In his view, America gave up the ghost in 1974, when it admitted defeat in Vietnam and discovered that the conflict had more or less exhausted the gold reserves, crippling its ability to remain a major economic power. It has remained the focus of the world's attention partly for lack of any serious challenger to the greenback for the world's savings, and because it has kept attracting foreign investments at a rate of $1.2-billion (U.S.) per day.

But if it comes to a crunch, the United States can no longer prevail either economically or -- here is the most controversial statement -- militarily. In Mr. Wallerstein's calculus, of the three major wars the United States has fought since the Second World War, one was a defeat and two (Korea and the Gulf War) were draws.

Iraq, he told me recently, would be an end game. ''The policy of the U.S. government, which all administrations have been following since the seventies, has been to slow down the decline by pushing on all fronts. The hawks currently in power have to work very, very hard twisting arms very, very tightly to get the minimal legal justification for Iraq that they want now. This kind of thing, they used to get with a snap of the fingers.''

You don't have to agree with Mr. Wallerstein's hyperbolic view to be a member of the Over camp -- and many do disagree: When he first brought it up in the journal Foreign Policy this summer, half a dozen editorial writers in the United States attacked him. But more moderate thinkers have joined the club, including Charles Kupchan at Georgetown University, whose forthcoming book The End of the American Era makes a similar point in more subtle terms.

Joseph Nye at Harvard, a friend of Henry Kissinger's, argues in his new book The Paradox of American Power that ''world politics is changing in a way that means Americans cannot achieve all their international goals acting alone'' -- a tacit acknowledgment of Mr. Wallerstein's thesis.

This is how great powers end: Not by suddenly collapsing, but by quietly becoming Just Another Country. This happened to England around 1873, but it wasn't until 1945 that anyone there noticed.

Outsiders do notice. Spend some time talking to a currency trader or a foreign financier, and you'll glimpse the end of the almighty dollar: Right now, about 70 per cent of the world's savings are in greenbacks, while America contributes about 30 per cent of the world's production -- an imbalance that has been maintained for the past 30 years only because Japan collapsed and Europe took too long to get its house together.
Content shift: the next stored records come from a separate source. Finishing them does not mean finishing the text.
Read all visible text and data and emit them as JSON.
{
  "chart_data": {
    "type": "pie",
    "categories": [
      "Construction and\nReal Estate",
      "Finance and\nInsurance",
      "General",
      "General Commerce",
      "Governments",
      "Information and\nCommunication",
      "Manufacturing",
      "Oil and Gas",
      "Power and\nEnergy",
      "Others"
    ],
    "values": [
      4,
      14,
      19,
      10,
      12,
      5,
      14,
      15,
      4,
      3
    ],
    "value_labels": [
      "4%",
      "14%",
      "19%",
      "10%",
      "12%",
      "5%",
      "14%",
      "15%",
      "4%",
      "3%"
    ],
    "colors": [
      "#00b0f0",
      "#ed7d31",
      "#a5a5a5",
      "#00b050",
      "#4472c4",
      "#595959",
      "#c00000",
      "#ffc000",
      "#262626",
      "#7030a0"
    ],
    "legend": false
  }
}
A Japanese CEO told me this in blunt terms the other day: ''It was Clinton's sole great success that he kept the world economy in dollars for 10 years longer than anyone thought he would. But nobody's staying in dollars any more.''

There are other signs: The middling liberals, who in the 1960s would have sided with the left in opposing U.S. imperialism, are today begging for an empire. Michael Ignatieff, the liberal scholar, argued at length recently that the United States ought to become an imperial force -- on humanitarian grounds. Would this argument be necessary if the United States actually dominated the world?

I'm not sure whether to fully believe the refreshing arguments of Mr. Wallerstein and his friends, but they do have history on their side. In their times, Portugal, Holland, Spain, France and England all woke up to discover, far after the fact, that they were no longer the big global powers, but Just Another Country.

Like the bewildered Englishmen in Robert Altman's Gosford Park, they struggled to maintain their dignity while wondering just what those strange visitors from abroad were talking about.